Hi Vincent,
 Vincent Massol wrote:
  Hi Florin,
 On Oct 31, 2008, at 10:56 AM, Florin Ciubotaru wrote:
> Hi devs,
>
> We currently have a comments plug-in that  is written  for a custom
> core. This plug-in enables us to have hierarchical comments and
> several
> storage implementations.
>
>
 This sounds very cool (threaded comments have been asked several
 times). Can you give more information:
 * Where is it located?
 * Is there a design page for it or at least what's the full spec for it?
 * What's your roadmap for it?
        
 The plug-in was written initially by Raluca and Ludovic and is located
 here:
 - 
https://svn.xwiki.org/svnroot/xwiki/sandbox/plugins/comments/
 There was an old design page for it but it was outdated and afterwards
 deleted. Now we have only a layout design page, here:
 - 
http://dev.xwiki.org/xwiki/bin/view/Design/NewCommentsImplementation
 The first thing we should do is to see how we can integrate it with the
 platform. Ludovic made a patch for the core, can you review it and see
 if you can apply it?
 I need to finish the test suite for it and do some refactoring.
 My intention is to rewrite the plug-in into a component but I'm starting
 to doubt that I can do that at the moment.
> The issue I encounter when rewriting it to a plexus component is
> that I
> cannot make it independent from the core. I need both read and write
> access to the storage, and I could not find a bridge to it. All I
> can do
> is retrieve data, with org.xwiki.bridge.DocumentAccessBridge and
> org.xwiki.bridge.DocumentModelBridge, but not write data.

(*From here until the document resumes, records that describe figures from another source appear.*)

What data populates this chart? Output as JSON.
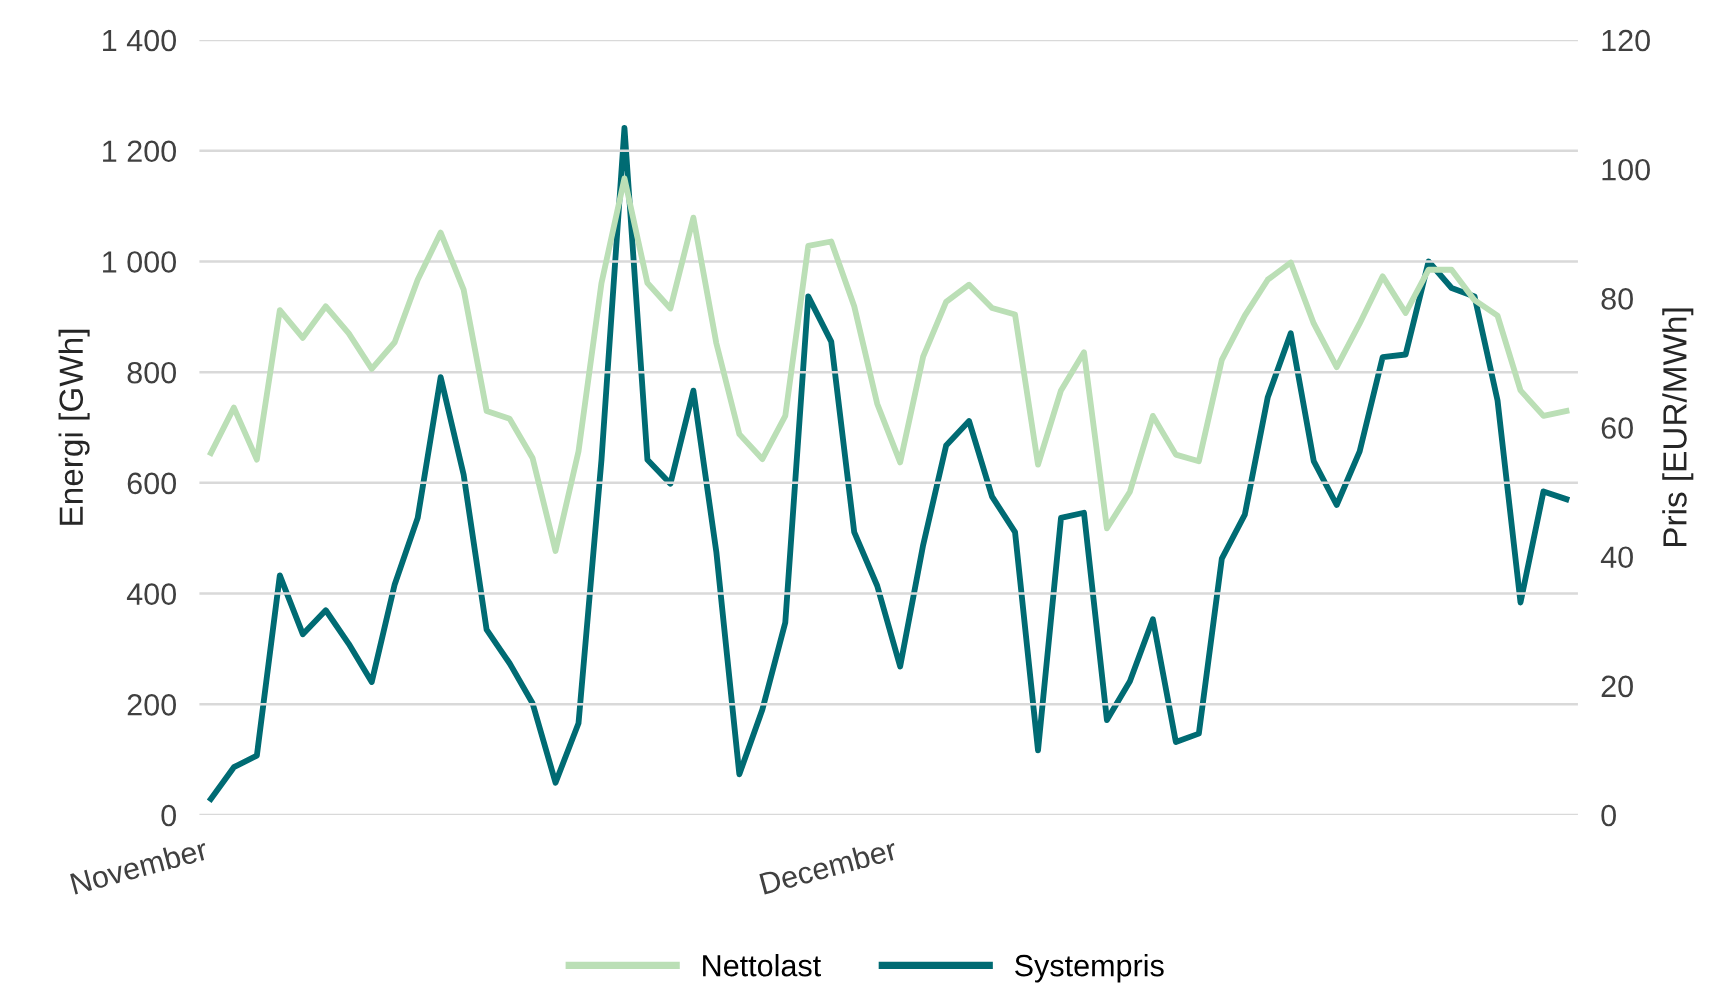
{
  "chart_data": {
    "type": "line",
    "categories": [
      "November",
      null,
      null,
      null,
      null,
      null,
      null,
      null,
      null,
      null,
      null,
      null,
      null,
      null,
      null,
      null,
      null,
      null,
      null,
      null,
      null,
      null,
      null,
      null,
      null,
      null,
      null,
      null,
      null,
      null,
      "December",
      null,
      null,
      null,
      null,
      null,
      null,
      null,
      null,
      null,
      null,
      null,
      null,
      null,
      null,
      null,
      null,
      null,
      null,
      null,
      null,
      null,
      null,
      null,
      null,
      null,
      null,
      null,
      null,
      null
    ],
    "ylabel": "Energi [GWh]",
    "y2label": "Pris [EUR/MWh]",
    "ylim": [
      0,
      1400
    ],
    "yticks": [
      0,
      200,
      400,
      600,
      800,
      {
        "value": 1000,
        "label": "1 000"
      },
      {
        "value": 1200,
        "label": "1 200"
      },
      {
        "value": 1400,
        "label": "1 400"
      }
    ],
    "y2lim": [
      0,
      120
    ],
    "y2ticks": [
      0,
      20,
      40,
      60,
      80,
      100,
      120
    ],
    "grid": "y",
    "legend": "bottom",
    "marker": "none",
    "line_style": "solid",
    "series": [
      {
        "name": "Nettolast",
        "color": "#bbdfb6",
        "values": [
          654,
          736,
          642,
          912,
          862,
          919,
          870,
          806,
          854,
          967,
          1052,
          949,
          730,
          716,
          645,
          477,
          657,
          961,
          1150,
          961,
          915,
          1079,
          852,
          688,
          643,
          721,
          1028,
          1036,
          919,
          743,
          637,
          828,
          927,
          958,
          916,
          904,
          633,
          767,
          836,
          518,
          584,
          721,
          651,
          639,
          822,
          902,
          967,
          998,
          888,
          809,
          888,
          973,
          907,
          985,
          985,
          930,
          902,
          767,
          721,
          730
        ]
      },
      {
        "name": "Systempris",
        "color": "#006b73",
        "axis": "y2",
        "values": [
          2.5,
          7.4,
          9.2,
          37.1,
          28,
          31.7,
          26.5,
          20.6,
          35.7,
          46,
          67.8,
          52.7,
          28.7,
          23.5,
          17.3,
          5,
          14.2,
          55,
          106.4,
          55,
          51.3,
          65.7,
          40.7,
          6.3,
          16.3,
          29.8,
          80.3,
          73.3,
          43.8,
          35.5,
          23,
          41.8,
          57.2,
          61,
          49.3,
          43.8,
          10,
          46,
          46.8,
          14.7,
          20.7,
          30.3,
          11.3,
          12.6,
          39.7,
          46.5,
          64.7,
          74.6,
          54.8,
          48,
          56.3,
          70.9,
          71.3,
          85.7,
          81.6,
          80.3,
          64.2,
          32.9,
          50.1,
          48.9
        ]
      }
    ]
  }
}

> Does anybody know how can I write a component that needs read/write
> access to the storage without using XWiki,XWikiDocument and
> XWikiContext
> classes?
>
>
 For now you'll need to add methods to the bridge as I don't think
 Artem has done the conversion of the storage to proper (i.e. using the
 new architecture and not the old xwiki context one) components.
        
 As we approach XWiki 2.0 we should put more effort into creating the
 bridges that we need, so that will have a fully component oriented
 architecture.
 The problem is that we cannot create really powerful components, right
 now. I think we should avoid using 1.0 elements in the new components.
 The only things that we should change, when breaking the core into
 pieces, are the bridge components implementation. This also applies for
 the storage and other changes.
 I see two options:
 1) We first analyze what bridges we need and start developing them. And
 only after that we switch to heavy implementation of components;
 2) We write and enrich the bridges on the fly as we create new components.
 Which do you think is the best one?
      
 Definitely 2. This is the strategy we use already. The motivation is that:
 Bridges should be a temporary workaround until we have the time to
 implement the actual components. But we don't want to waste too much
 time on the bridges, since this time would be better spent writing the
 components themselves. Also, we don't want to have to change too much
 code once the bridges are no longer needed, so the bridge interface
 should be as similar as possible to the future components. But since we
 don't know how the components will really look, we can only estimate,
 and the less we have to estimate, the more likely we won't have
 discrepancies. Thus the minimality + on the fly approach to writing bridges.